MicroShift is an engineering company based in Taiwan and has been in production of Dual Control levers and components since 1999.  Although Sram, as a drive train component manufacturer also arrived on the scene about this time (Grip shift 1988, Sram derailleurs 1997), Sram's success with acquisitions and marketing has allowed for a greater share of the north american market.  While Shimano, Campag, and Sram have been battling for market share, microShift has come in under the radar with an attractive line up of components which might cause others to sit up and take notice.

I have since ordered a set of microShift Dual Control Levers, braze-on front derailleur, and 10 speed rear derailleur form Bike Nashbar in the US.  These parts came out to be well under the price of a comparable Shimano product.

microShift Dual Control Levers (10 speed double)        SB-R102B        $139.99 USD
microShift braze-on front derailleur                                   FD-R72-F         $ 29.99  USD
microShift 10 speed rear derailleur                                     RD-R56S          $ 39.99  USD

I plan to write a follow up review of the microShift drive train once I have finished the build and put some solid miles of wear on the components.

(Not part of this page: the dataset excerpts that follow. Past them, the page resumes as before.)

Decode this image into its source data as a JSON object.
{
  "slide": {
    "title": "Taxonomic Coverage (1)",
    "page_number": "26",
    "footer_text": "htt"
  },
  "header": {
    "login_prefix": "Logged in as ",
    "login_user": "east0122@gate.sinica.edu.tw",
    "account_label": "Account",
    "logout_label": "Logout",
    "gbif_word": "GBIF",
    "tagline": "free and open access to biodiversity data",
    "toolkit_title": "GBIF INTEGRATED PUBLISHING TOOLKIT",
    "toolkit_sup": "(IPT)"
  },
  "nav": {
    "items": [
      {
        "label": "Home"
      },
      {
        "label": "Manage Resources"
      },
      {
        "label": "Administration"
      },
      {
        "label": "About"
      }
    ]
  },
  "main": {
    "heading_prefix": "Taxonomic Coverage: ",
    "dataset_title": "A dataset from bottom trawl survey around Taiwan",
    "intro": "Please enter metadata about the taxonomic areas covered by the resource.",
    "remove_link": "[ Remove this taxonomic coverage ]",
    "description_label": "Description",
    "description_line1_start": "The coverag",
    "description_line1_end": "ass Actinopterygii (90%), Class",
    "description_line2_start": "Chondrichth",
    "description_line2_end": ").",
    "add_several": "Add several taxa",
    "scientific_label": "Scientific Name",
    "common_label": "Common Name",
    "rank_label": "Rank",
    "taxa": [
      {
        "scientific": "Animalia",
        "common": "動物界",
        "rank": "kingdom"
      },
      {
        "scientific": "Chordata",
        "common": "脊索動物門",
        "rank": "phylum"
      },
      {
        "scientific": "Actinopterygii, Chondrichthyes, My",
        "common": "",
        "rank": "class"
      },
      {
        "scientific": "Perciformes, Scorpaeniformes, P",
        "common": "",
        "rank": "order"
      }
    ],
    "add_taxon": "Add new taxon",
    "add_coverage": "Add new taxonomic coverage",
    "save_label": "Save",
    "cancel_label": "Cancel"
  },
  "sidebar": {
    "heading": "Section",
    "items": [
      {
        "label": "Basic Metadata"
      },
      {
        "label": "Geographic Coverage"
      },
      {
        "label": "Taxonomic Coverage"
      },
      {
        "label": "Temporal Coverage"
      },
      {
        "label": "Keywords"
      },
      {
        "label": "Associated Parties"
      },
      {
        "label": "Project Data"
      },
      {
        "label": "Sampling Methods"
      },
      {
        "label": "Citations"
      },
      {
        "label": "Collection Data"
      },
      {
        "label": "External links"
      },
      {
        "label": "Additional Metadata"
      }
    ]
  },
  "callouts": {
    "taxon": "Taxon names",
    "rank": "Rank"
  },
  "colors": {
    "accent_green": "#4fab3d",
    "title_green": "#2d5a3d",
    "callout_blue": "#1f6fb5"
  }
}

We are fortunate to live in an age where the modern bicycle derailleur has more or less been perfected with reliable and accurate shifting available to all models of (properly adjusted) components.  Shifting has never been better, and although companies will try and make you believe that electronic shifting will be the new standard it is still too early to tell if the market will accept the added price and complexities of these new digital systems.  Mavic, Suntour and Sachs tried early in the 1990's to convince the market that electronic shifting would be the next big thing, but failed to produce a reliable system.